Week 76
Thirty-degree temperatures for much of the week, and fishing is hard to say he least. The weed has grown out of the water and is maintaining the level of a fast falling river. Several fish who have been resident on the bottom bends for some years are proving to be real timewasters, with only the finest tackle and perfectly presented fly inducing a take or a play and miss. Sedge numbers are building in the evening and surprisingly the Grayling have remained on the fin and feeding for much of the day. The fringe bordering the river is bursting with colour, purple spikes of Loostrife mix with swathes of forget me nots, yellow monkey flower and balsam.
There are good numbers of Butterflies in the meadows, although I couldn’t name half of them, and funny moths adorn our house wall in the morning. A Nightingale has been singing for much of the week and the Swallows and House Martins that bothered to turn up have all had broods, many of which have fledged.
This year we have once again been warned about the falling number of Bees across the country, for much of this week the perennial Geraniums and other garden dainties around here have been alive with Bees, I have not seen as many for a long time although I have not come across any nests yet, or seen any swarms hanging from trees.
The water temperature in the pond and the river is climbing slowly, algae has bloomed in the pond and it has been necessary to bash the water around with the pump to freshen it all up and add a little oxygen.
The July weed cut is imminent and it will be a heavy one and a tricky one, leave enough weed to hold the water up and cut enough to make areas hold fish. Cut too much and the water is lost and the weed replaced with blanket weed, cut too little and the river becomes impossible to fish. The reduction in flow over the past few weeks has been quite alarming; the Mill Stream is now a pond with all spare water pushed down the river. Fishing over the coming weeks promises to be difficult, but that is often the way with High Summer fishing, and is more often than not followed by a bumper September.

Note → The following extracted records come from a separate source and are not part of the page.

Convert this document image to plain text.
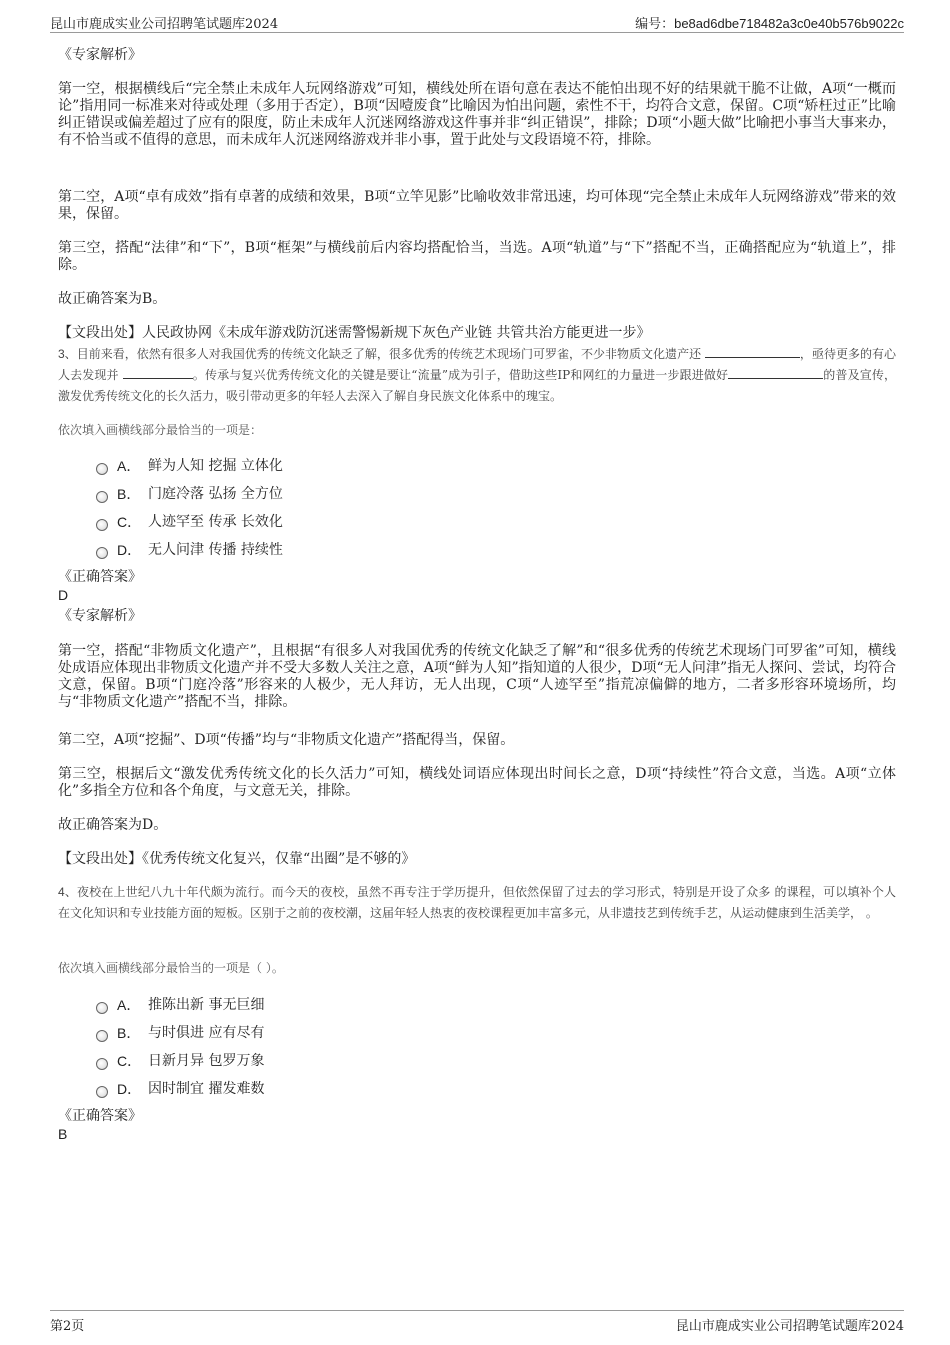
昆山市鹿成实业公司招聘笔试题库2024	编号：be8ad6dbe718482a3c0e40b576b9022c
《专家解析》
第一空，根据横线后“完全禁止未成年人玩网络游戏”可知，横线处所在语句意在表达不能怕出现不好的结果就干脆不让做，A项“一概而论”指用同一标准来对待或处理（多用于否定），B项“因噎废食”比喻因为怕出问题，索性不干，均符合文意，保留。C项“矫枉过正”比喻纠正错误或偏差超过了应有的限度，防止未成年人沉迷网络游戏这件事并非“纠正错误”，排除；D项“小题大做”比喻把小事当大事来办，有不恰当或不值得的意思，而未成年人沉迷网络游戏并非小事，置于此处与文段语境不符，排除。
第二空，A项“卓有成效”指有卓著的成绩和效果，B项“立竿见影”比喻收效非常迅速，均可体现“完全禁止未成年人玩网络游戏”带来的效果，保留。
第三空，搭配“法律”和“下”，B项“框架”与横线前后内容均搭配恰当，当选。A项“轨道”与“下”搭配不当，正确搭配应为“轨道上”，排除。
故正确答案为B。
【文段出处】人民政协网《未成年游戏防沉迷需警惕新规下灰色产业链 共管共治方能更进一步》
3、目前来看，依然有很多人对我国优秀的传统文化缺乏了解，很多优秀的传统艺术现场门可罗雀，不少非物质文化遗产还	，亟待更多的有心人去发现并	。传承与复兴优秀传统文化的关键是要让“流量”成为引子，借助这些IP和网红的力量进一步跟进做好	的普及宣传，激发优秀传统文化的长久活力，吸引带动更多的年轻人去深入了解自身民族文化体系中的瑰宝。
依次填入画横线部分最恰当的一项是：
A． 鲜为人知 挖掘 立体化
B． 门庭冷落 弘扬 全方位
C． 人迹罕至 传承 长效化
D． 无人问津 传播 持续性
《正确答案》
D
《专家解析》
第一空，搭配“非物质文化遗产”，且根据“有很多人对我国优秀的传统文化缺乏了解”和“很多优秀的传统艺术现场门可罗雀”可知，横线处成语应体现出非物质文化遗产并不受大多数人关注之意，A项“鲜为人知”指知道的人很少，D项“无人问津”指无人探问、尝试，均符合文意，保留。B项“门庭冷落”形容来的人极少，无人拜访，无人出现，C项“人迹罕至”指荒凉偏僻的地方，二者多形容环境场所，均与“非物质文化遗产”搭配不当，排除。
第二空，A项“挖掘”、D项“传播”均与“非物质文化遗产”搭配得当，保留。
第三空，根据后文“激发优秀传统文化的长久活力”可知，横线处词语应体现出时间长之意，D项“持续性”符合文意，当选。A项“立体化”多指全方位和各个角度，与文意无关，排除。
故正确答案为D。
【文段出处】《优秀传统文化复兴，仅靠“出圈”是不够的》
4、夜校在上世纪八九十年代颇为流行。而今天的夜校，虽然不再专注于学历提升，但依然保留了过去的学习形式，特别是开设了众多 的课程，可以填补个人在文化知识和专业技能方面的短板。区别于之前的夜校潮，这届年轻人热衷的夜校课程更加丰富多元，从非遗技艺到传统手艺，从运动健康到生活美学， 。
依次填入画横线部分最恰当的一项是（ ）。
A． 推陈出新 事无巨细
B． 与时俱进 应有尽有
C． 日新月异 包罗万象
D． 因时制宜 擢发难数
《正确答案》
B
第2页	昆山市鹿成实业公司招聘笔试题库2024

All of the Chickens have now been tagged and ASBOed after numerous incidents of anti social or over social behaviour, and reside in an enclosure with Gun Turrets on an island in the river. An Avian Alcatraz, it can only be a matter of time before one of the resourceful fowl starts chipping away at the walls with a tea spoon and swims across the bay to resume what it considers to be its rightful position on our neighbour’s antique dining table; a sentiment no doubt echoed by our elderly neighbour who would, I’m sure, insist on a dress code of Sage and Onion.